January 25, 2016

The Science of Farming


I have a soil thermometer that rides around in the cab of my truck. My vegetable books have tables of the minimum soil temperatures required for plants to grow. Right now, the soil is at about 38 degrees F; winter crops will creep along at this temperature (broccoli, peas, turnips, beets, lettuces, bok choy),
but planting summer seeds would not work right now. The magic number for summer crops is 50 degrees F. When the soil temperature creeps into the 50’s  – and we are safe from freezes  – that is spring.

As I get more experience going through the seasons, I have noticed that I look at my job as one big science experiment. I have soil, energy from the sun, water and seeds. This combination, used in the right order with the right timing, sets into action one huge chemical reaction that results in food. The scientist’s job is to attempt to control all of the elements as best as possible, making the chemical reaction predictable and consistent.

This time of year, I have my little seeds in the greenhouse where energy of the sun is captured and directed specifically at my baby plants. If this isn’t enough energy to keep the soil above 50 degrees F, then more energy is added by way of an electric heater. All this is done in an effort to time having plants ready to put into the field when the weather has turned, so that the sun is providing enough energy for plants outside to grow. Timing is everything.

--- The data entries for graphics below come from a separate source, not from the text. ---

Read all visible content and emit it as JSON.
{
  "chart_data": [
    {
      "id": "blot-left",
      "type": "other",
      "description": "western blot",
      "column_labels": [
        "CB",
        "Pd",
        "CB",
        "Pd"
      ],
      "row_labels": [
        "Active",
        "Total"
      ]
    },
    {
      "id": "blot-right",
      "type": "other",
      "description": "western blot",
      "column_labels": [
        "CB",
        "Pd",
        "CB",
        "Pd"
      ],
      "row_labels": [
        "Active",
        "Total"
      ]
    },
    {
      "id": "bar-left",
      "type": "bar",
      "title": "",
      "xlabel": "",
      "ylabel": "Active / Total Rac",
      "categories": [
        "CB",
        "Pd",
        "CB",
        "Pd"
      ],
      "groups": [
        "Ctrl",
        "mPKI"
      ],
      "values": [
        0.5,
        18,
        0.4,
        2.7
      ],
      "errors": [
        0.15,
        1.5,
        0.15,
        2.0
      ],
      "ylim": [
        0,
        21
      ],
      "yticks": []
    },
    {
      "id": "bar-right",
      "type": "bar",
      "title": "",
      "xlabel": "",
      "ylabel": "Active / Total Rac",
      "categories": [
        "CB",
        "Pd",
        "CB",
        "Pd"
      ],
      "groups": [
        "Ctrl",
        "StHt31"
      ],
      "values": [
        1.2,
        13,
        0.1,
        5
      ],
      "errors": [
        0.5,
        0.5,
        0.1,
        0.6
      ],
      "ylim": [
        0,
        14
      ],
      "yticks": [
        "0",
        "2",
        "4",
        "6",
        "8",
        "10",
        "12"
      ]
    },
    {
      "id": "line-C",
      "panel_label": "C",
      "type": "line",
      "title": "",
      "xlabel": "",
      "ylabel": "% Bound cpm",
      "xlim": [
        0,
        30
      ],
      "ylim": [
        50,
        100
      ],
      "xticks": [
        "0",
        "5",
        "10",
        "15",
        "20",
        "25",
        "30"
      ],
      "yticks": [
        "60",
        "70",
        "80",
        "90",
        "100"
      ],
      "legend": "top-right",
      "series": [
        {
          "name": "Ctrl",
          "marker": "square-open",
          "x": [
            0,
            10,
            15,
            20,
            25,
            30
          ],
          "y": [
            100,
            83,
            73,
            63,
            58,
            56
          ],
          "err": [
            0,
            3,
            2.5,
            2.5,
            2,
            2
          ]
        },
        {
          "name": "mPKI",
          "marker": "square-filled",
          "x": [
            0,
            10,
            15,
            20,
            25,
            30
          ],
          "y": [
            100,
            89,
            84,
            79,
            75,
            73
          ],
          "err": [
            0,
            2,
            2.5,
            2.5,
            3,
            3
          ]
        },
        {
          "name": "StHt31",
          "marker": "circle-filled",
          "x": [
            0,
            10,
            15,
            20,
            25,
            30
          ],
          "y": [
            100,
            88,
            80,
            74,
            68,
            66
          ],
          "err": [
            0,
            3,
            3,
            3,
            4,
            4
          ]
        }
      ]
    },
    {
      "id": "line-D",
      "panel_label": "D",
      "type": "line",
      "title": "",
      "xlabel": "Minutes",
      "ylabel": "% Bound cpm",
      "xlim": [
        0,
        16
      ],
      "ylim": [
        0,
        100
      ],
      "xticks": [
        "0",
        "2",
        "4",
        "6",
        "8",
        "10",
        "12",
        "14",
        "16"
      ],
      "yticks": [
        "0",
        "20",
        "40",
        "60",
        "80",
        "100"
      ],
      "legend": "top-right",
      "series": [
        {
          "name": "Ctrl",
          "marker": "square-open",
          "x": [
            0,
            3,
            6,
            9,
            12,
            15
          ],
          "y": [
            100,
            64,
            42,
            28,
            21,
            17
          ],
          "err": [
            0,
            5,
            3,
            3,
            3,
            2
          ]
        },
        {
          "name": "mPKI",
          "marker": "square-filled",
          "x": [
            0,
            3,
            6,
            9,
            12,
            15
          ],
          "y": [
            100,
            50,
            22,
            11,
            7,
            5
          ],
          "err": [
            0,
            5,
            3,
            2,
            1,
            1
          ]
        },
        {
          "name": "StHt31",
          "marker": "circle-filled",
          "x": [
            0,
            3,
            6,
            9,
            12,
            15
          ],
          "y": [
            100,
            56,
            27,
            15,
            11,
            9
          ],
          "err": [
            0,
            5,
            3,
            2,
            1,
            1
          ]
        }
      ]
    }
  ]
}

The other part of the equation is trying to avoid having plants in a sensitive period of their lives during the heat of the summer. In Capay, it is expected that there will be a heat wave during the summer that brings the temperature into the teens of the hundreds, and this can last for several days. These are not conditions that plants like. Tomato flowers fall off of the vines without ever setting fruits; peppers are scorched by the sun and shrivel up into brown masses; greens melt and everything on the farm feels miserable. Timing the growth of the tomatoes so that all of the fruit is set before this heat wave is important. It is also important to time the peppers so that their fruit does not grow
vulnerable to the sun until after this hot period.

Of course, it is impossible to accurately time this every year. Farming turns into a game of odds, bets and luck. There are times and methods for doing things throughout the year that maximize the likelihood of success for each crop. There are also hunches and flukes that will allow you to get away with certain things this year, knowing that during other years it would have resulted in disaster. And sometimes, no matter what you do, disaster strikes.

This week, I sit making my plan of attack for the summer and fall to come. It is this time of year that I look back and think about the most methodical ways to approach next year’s production of our 40 plus crops.